My foot gradually gets better from the daily cleaning with the
slark khnarng
. Guided by vague memories of my father, I prescribe for myself the care I think my foot needs to heal. Twice a day I disinfect it with the stinging acidic juice. With my thumb and forefinger, I gently scrape and pinch away the crusted yellow pus that has formed overnight, releasing a fresh stream of blood.
Mak
is like the head doctor, checking my foot almost every night.

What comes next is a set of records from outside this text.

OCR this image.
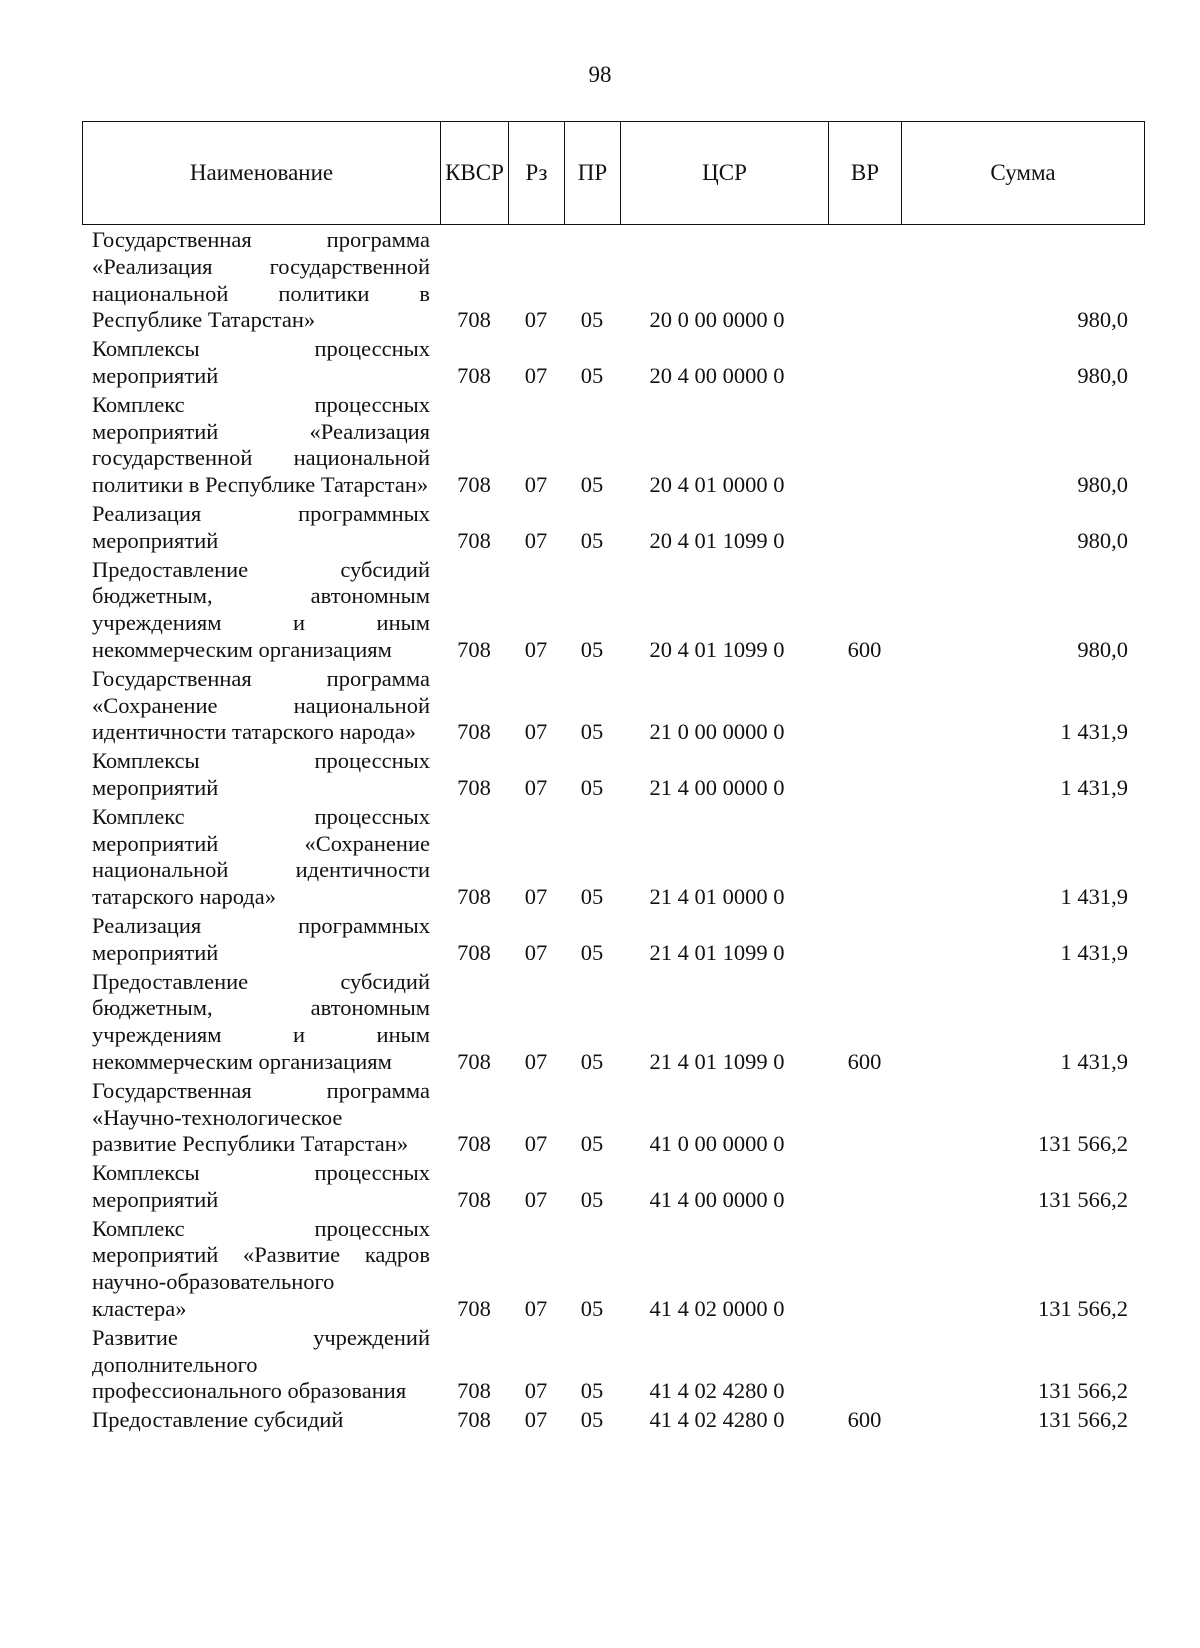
98
Наименование	КВСР	Рз	ПР	ЦСР	ВР	Сумма
Государственная программа «Реализация государственной национальной политики в Республике Татарстан»	708	07	05	20 0 00 0000 0		980,0
Комплексы процессных мероприятий	708	07	05	20 4 00 0000 0		980,0
Комплекс процессных мероприятий «Реализация государственной национальной политики в Республике Татарстан»	708	07	05	20 4 01 0000 0		980,0
Реализация программных мероприятий	708	07	05	20 4 01 1099 0		980,0
Предоставление субсидий бюджетным, автономным учреждениям и иным некоммерческим организациям	708	07	05	20 4 01 1099 0	600	980,0
Государственная программа «Сохранение национальной идентичности татарского народа»	708	07	05	21 0 00 0000 0		1 431,9
Комплексы процессных мероприятий	708	07	05	21 4 00 0000 0		1 431,9
Комплекс процессных мероприятий «Сохранение национальной идентичности татарского народа»	708	07	05	21 4 01 0000 0		1 431,9
Реализация программных мероприятий	708	07	05	21 4 01 1099 0		1 431,9
Предоставление субсидий бюджетным, автономным учреждениям и иным некоммерческим организациям	708	07	05	21 4 01 1099 0	600	1 431,9
Государственная программа «Научно-технологическое развитие Республики Татарстан»	708	07	05	41 0 00 0000 0		131 566,2
Комплексы процессных мероприятий	708	07	05	41 4 00 0000 0		131 566,2
Комплекс процессных мероприятий «Развитие кадров научно-образовательного кластера»	708	07	05	41 4 02 0000 0		131 566,2
Развитие учреждений дополнительного профессионального образования	708	07	05	41 4 02 4280 0		131 566,2
Предоставление субсидий	708	07	05	41 4 02 4280 0	600	131 566,2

I’m relieved, almost grateful, not to be forced to work. I sleep soundly, trying to make up for the restless nights caused by my throbbing foot. One morning I’m pulled from slumber by a fierce voice. The next thing I see is the ugly
chhlop
looking down at me.
His voice strikes like a fist. “Comrade, why don’t you go to work? Go to work, or I’ll take you to reform! You must go to work.”
I don’t know what to say to him—I’m ambushed before I have a chance to think. Tears come before words, but I abstain from crying.
Finally I spit out the words, “I can’t walk. My foot is painful, it’s swollen. I will work when my foot gets better.” Submissively, I show him my foot. Red blood spurts out the side of the yellowish curve of my wound. The bleeding is probably the result of getting up so quickly. The blotchy face glances briefly at my foot, recoiling from it. Then he is gone. I know he’ll keep an eye on me.